Recent accounts of the role of science in the development of medical practice have tended to concentrate on instances of tension between scientists and practitioners. This paper revisits the historiography, and suggests that historians have often inadvertently adopted essentialised accounts of scientific and clinical culture, and assumed that those cultures necessarily exist in tension with one another. Historians have reinforced these assumptions by seeking out instances of conflict, while neglecting the many ways in which science and medicine have developed in concert with one another. In so doing, they have restricted their own ability to comment on the multiple forms that modern medicine has taken, and might take in future.

If you want to find out, the answer will be given in the 5th floor lecture room on 183 Euston Road (The Wellcome Bldg) in London on Wednesday 5 May at 5pm.

Museums and social media

By Biomedicine in museums

Ready for some digital intoxication again:

Adrienne Fletcher, a graduate student in the Department of Journalism and Communications at the University of Florida has made a social media museum research survey which says something about how (American) museums intend to and actually use social web media.

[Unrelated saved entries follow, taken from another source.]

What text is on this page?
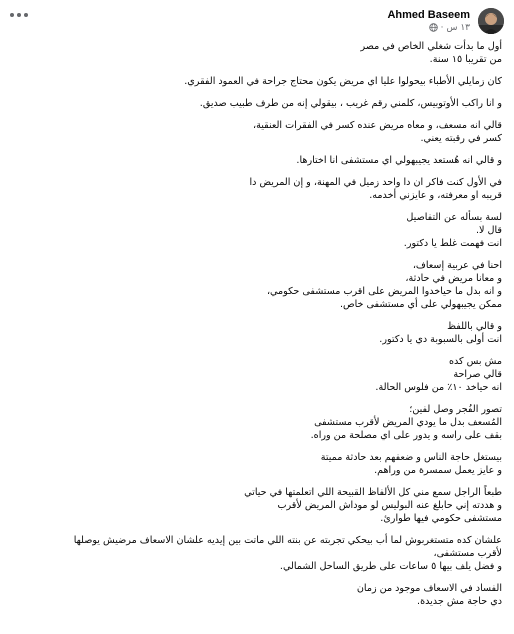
Ahmed Baseem
١٣ س
·
أول ما بدأت شغلي الخاص في مصر
من تقريبا ١٥ سنة.
كان زمايلي الأطباء بيحولوا عليا اي مريض يكون محتاج جراحة في العمود الفقري.
و انا راكب الأوتوبيس، كلمني رقم غريب ، بيقولي إنه من طرف طبيب صديق.
قالي انه مسعف، و معاه مريض عنده كسر في الفقرات العنقية،
كسر في رقبته يعني.
و قالي انه هُستعد يجيبهولي اي مستشفى انا اختارها.
في الأول كنت فاكر ان دا واحد زميل في المهنة، و إن المريض دا
قريبه او معرفته، و عايزني أخدمه.
لسة بسأله عن التفاصيل
قال لا.
انت فهمت غلط يا دكتور.
احنا في عربية إسعاف،
و معانا مريض في حادثة،
و انه بدل ما حياخدوا المريض على اقرب مستشفى حكومي،
ممكن يجيبهولي على أي مستشفى خاص.
و قالي باللفظ
انت أولى بالسبوبة دي يا دكتور.
مش بس كده
قالي صراحة
انه حياخد ١٠٪ من فلوس الحالة.
تصور الفُجر وصل لفين؛
المُسعف بدل ما يودي المريض لأقرب مستشفى
بقف على راسه و يدور على اي مصلحة من وراه.
بيستغل حاجة الناس و ضعفهم بعد حادثة مميتة
و عايز يعمل سمسرة من وراهم.
طبعاً الراجل سمع مني كل الألفاظ القبيحة اللي اتعلمتها في حياتي
و هددته إني حابلغ عنه البوليس لو موداش المريض لأقرب
مستشفى حكومي فيها طوارئ.
علشان كده متستغربوش لما أب بيحكي تجربته عن بنته اللي ماتت بين إيديه علشان الاسعاف مرضيش يوصلها
لأقرب مستشفى،
و فضل يلف بيها ٥ ساعات على طريق الساحل الشمالي.
الفساد في الاسعاف موجود من زمان
دي حاجة مش جديدة.
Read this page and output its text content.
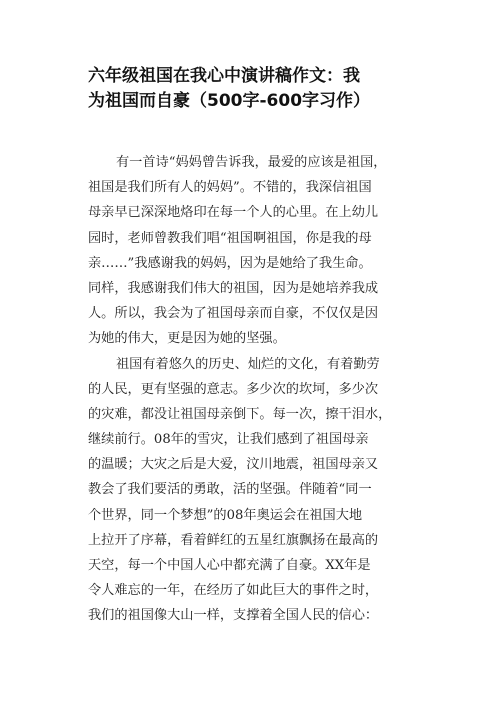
六年级祖国在我心中演讲稿作文：我
为祖国而自豪（500字-600字习作）
有一首诗“妈妈曾告诉我，最爱的应该是祖国，
祖国是我们所有人的妈妈”。不错的，我深信祖国
母亲早已深深地烙印在每一个人的心里。在上幼儿
园时，老师曾教我们唱“祖国啊祖国，你是我的母
亲……”我感谢我的妈妈，因为是她给了我生命。
同样，我感谢我们伟大的祖国，因为是她培养我成
人。所以，我会为了祖国母亲而自豪，不仅仅是因
为她的伟大，更是因为她的坚强。
祖国有着悠久的历史、灿烂的文化，有着勤劳
的人民，更有坚强的意志。多少次的坎坷，多少次
的灾难，都没让祖国母亲倒下。每一次，擦干泪水，
继续前行。08年的雪灾，让我们感到了祖国母亲
的温暖；大灾之后是大爱，汶川地震，祖国母亲又
教会了我们要活的勇敢，活的坚强。伴随着“同一
个世界，同一个梦想”的08年奥运会在祖国大地
上拉开了序幕，看着鲜红的五星红旗飘扬在最高的
天空，每一个中国人心中都充满了自豪。XX年是
令人难忘的一年，在经历了如此巨大的事件之时，
我们的祖国像大山一样，支撑着全国人民的信心：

Facebook is considered the most effective medium, with Twitter on a second place. Typical time spent is 1-2 staff members for an average of 45 minutes a day. Fletcher’s summary of the results is that:

American museums believe that social media are important but are not currently using it for high levels of dialogic engagement. For the moment, museums are mostly involved with one-way communication strategies using mostly Facebook and Twitter to focus on event listing, reminders, reaching larger or newer audiences, and promotional messaging. However there does seem to be some evidence to suggest that museums are trying to increase their use of social media for more two-way and multi-way communication strategies.

Sounds pretty plausible, also for European ears.

Just had a digital detox week

By Biomedicine in museums

Anyone who’s wondered why we’ve been idle for a week? Well, this was the second year that Adbusters promoted Digital Detox Week; it started on 19 April and ended last Saturday.

The first Digital Detox Week was announced in an article
by Zachary Colbert titled ‘The Era of Simulation: Consequences of a digital revolution’:

The World Wide Web has infused our society with an all-encompassing reliance on media technologies … at all times we are obligated to communicate and to be tuned in to entertainment and information. We are objectified as ‘users’ not people. The products of our digital revolution run our daily routines. We are no longer free agents – technical extensions to our physical selves have become as vital as a limb or an organ.

And further:

This is what Jean Baudrillard called ‘the era of simulation’, we are being herded in preordained directions, dictated by omniscient authors. By following hyperlinks on Wikipedia, for example, we are following someone else’s premeditated path through information and jumping from one piece of subject matter to another. All too often users mistake these connections as their own and continually follow externalized thought processes, relying less and less on their natural associations.

Colbert is pretty dystoptic:

As we move from an industrial civilization into an information civilization, we’re online and we’re locked in. Try a digital detox for even just a day, I bet you will fail, I already have.

You the lost the bet! With one post exception, we’ve been able to stay away for a whole week.